December 13, 2013
In the Book Notes series, authors create and discuss a music playlist that relates in some way to their recently published book.
Previous contributors include Bret Easton Ellis, Kate Christensen, Kevin Brockmeier, George Pelecanos, Dana Spiotta, Amy Bloom, Aimee Bender, Myla Goldberg, Heidi Julavits, Hari Kunzru, and many others.
The stories in William VanDenBerg's short story collection Lake of Earth are intense, lyrical, and wonderfully dark.
Michael Kimball wrote of the book:
"The captivating stories in Lake of Earth are meticulously crafted and full of sure-handed description. William VanDenBerg writes so much story into so few lines that it’s easy to get lost in these bright fictions."
Here are seven pieces of music for the seven stories in Lake of Earth. With the exception of the Blackout Beach album, their influence is indirect. I find the music most in the settings of the stories—I hear Loscil’s slight piano in the emptying room of "Treatment," Christine Fellows’s urgent strings in the hospital of "Wife of Elijah," and Carey Mercer’s booming voice ringing all over the island of the title story.
Loscil - "City Hospital"
This 18-minute track is part of Wist Rec.’s Book Report Series, a group of releases inspired by literary works, so it seems fitting that it should feed into other writing. It’s difficult to write about "ambient" work like Loscil’s. The term itself is inaccurate—it suggests air-conditioner drone or construction site field recordings. "City Hospital" is more structured than that, consisting of quiet clicks, long, wave-like tones, and a final, elegant piano section that merges with static.
Destroyer - "My Favorite Year"
This song first gives the impression that it’s rooted in nostalgia, with lyrics similar to what the title "My Favorite Year" would suggest. There’s some groove-ish interplay between the guitar and bass, forceful drums, honest to god background vocals. We hear a "linger," a reluctant "moving on," fond descriptions of ecstasy use in 1993. But then there’s this anomalous section where Dan Bejar repeats the phrase, "Beware the company you reside in!" over mangled guitar strumming. It gives an edge to the song, provides it with teeth. It’s like the narrator is remembering a time that no sane person would consider worthy of nostalgia.
Christine Fellows - "What Makes The Cherry Red"
This track showcases Fellows’s skill with piano and string arrangements and successfully incorporates an array of natural sounds. The lyrics are less specific than some of her directly narrative songs, but they do convey a thematic arc about growth and decay, gain and loss.

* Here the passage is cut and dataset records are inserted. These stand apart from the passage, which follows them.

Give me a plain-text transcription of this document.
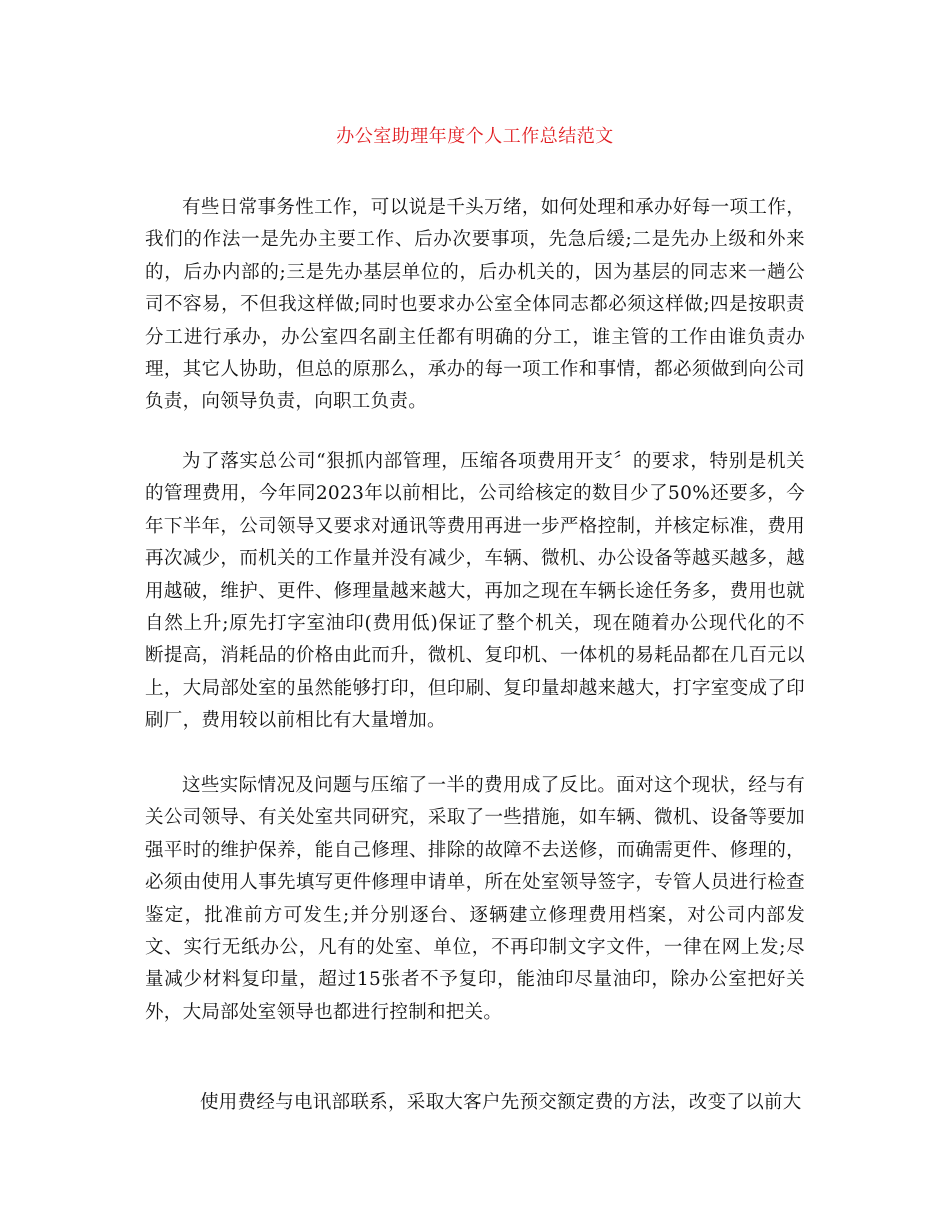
办公室助理年度个人工作总结范文

有些日常事务性工作，可以说是千头万绪，如何处理和承办好每一项工作，我们的作法一是先办主要工作、后办次要事项，先急后缓;二是先办上级和外来的，后办内部的;三是先办基层单位的，后办机关的，因为基层的同志来一趟公司不容易，不但我这样做;同时也要求办公室全体同志都必须这样做;四是按职责分工进行承办，办公室四名副主任都有明确的分工，谁主管的工作由谁负责办理，其它人协助，但总的原那么，承办的每一项工作和事情，都必须做到向公司负责，向领导负责，向职工负责。

为了落实总公司“狠抓内部管理，压缩各项费用开支〞的要求，特别是机关的管理费用，今年同2023年以前相比，公司给核定的数目少了50%还要多，今年下半年，公司领导又要求对通讯等费用再进一步严格控制，并核定标准，费用再次减少，而机关的工作量并没有减少，车辆、微机、办公设备等越买越多，越用越破，维护、更件、修理量越来越大，再加之现在车辆长途任务多，费用也就自然上升;原先打字室油印(费用低)保证了整个机关，现在随着办公现代化的不断提高，消耗品的价格由此而升，微机、复印机、一体机的易耗品都在几百元以上，大局部处室的虽然能够打印，但印刷、复印量却越来越大，打字室变成了印刷厂，费用较以前相比有大量增加。

这些实际情况及问题与压缩了一半的费用成了反比。面对这个现状，经与有关公司领导、有关处室共同研究，采取了一些措施，如车辆、微机、设备等要加强平时的维护保养，能自己修理、排除的故障不去送修，而确需更件、修理的，必须由使用人事先填写更件修理申请单，所在处室领导签字，专管人员进行检查鉴定，批准前方可发生;并分别逐台、逐辆建立修理费用档案，对公司内部发文、实行无纸办公，凡有的处室、单位，不再印制文字文件，一律在网上发;尽量减少材料复印量，超过15张者不予复印，能油印尽量油印，除办公室把好关外，大局部处室领导也都进行控制和把关。

使用费经与电讯部联系，采取大客户先预交额定费的方法，改变了以前大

The 2009 album from Frog Eyes's Carey Mercer had a huge influence on the title story. They share similar subjects: gender-based violence, water/island imagery, and what happens when you don’t respect something vastly larger than you. The album represents a huge step forward for Mercer. The recording is crisp and distinctive, the lyrics detail rich and expressive. His voice takes a similar leap—it’s never been more pliant, often layered as both a boom and a whisper. Along with his 2011 album Fuck Death, it forms the sound of a major artist pushing and exploring, advancing forward.
Simon Scott - "Sealevel.2"
Scott's Below Sea Level album is an depiction of the Fens in East Anglia, England. Scott weaves field recordings of the location with repeating drones and guitar to recreate an area filtered through memory. In the song "Sealevel.2," static hiss mimics and blends with the sound of insects and birds, as well as feet rustling through thick, wet underbrush. There’s guitar at times, which adds texture and a recognizable element to the track. I love creative work that takes me places I've never been before, and Below Sea Level has immersion to spare.
Tim Hecker - "In The Air III"
My wife described this song as "planetarium music," which should be taken as a compliment—we love planetariums. A piano weaves in and out over long, alien tones, creating tension between familiar and unfamiliar sounds. Hecker succeeds in twisting the basic identifiers of music into something unique, unheard before. I buy into the idea that there isn't anything actually new in art, which makes even the appearance of newness extraordinary. Whenever I listen to Hecker’s music, I’m constantly reminded of his originality (even if it’s just an illusion) and ability to push the boundaries of music.
Benoît Pioulard - "RTO"
Up to 2011, I mostly listened to pop, rock or some variant. It wasn't very conducive to writing—the lyrics got tangled into the words I was trying to get out. I had to find music I could write to, and Pioulard’s album Lasted was an effective gateway. It alternates between wordless, ambient sections, and folk-ish, guitar driven songs. In "RTO," the lyrics are always half buried in the mix, obscured by the melody and the overall haze of the track. It also brings to mind the fall and winter of that year, which was a stressful but positive time for me. The album is the sound of things turning out ok.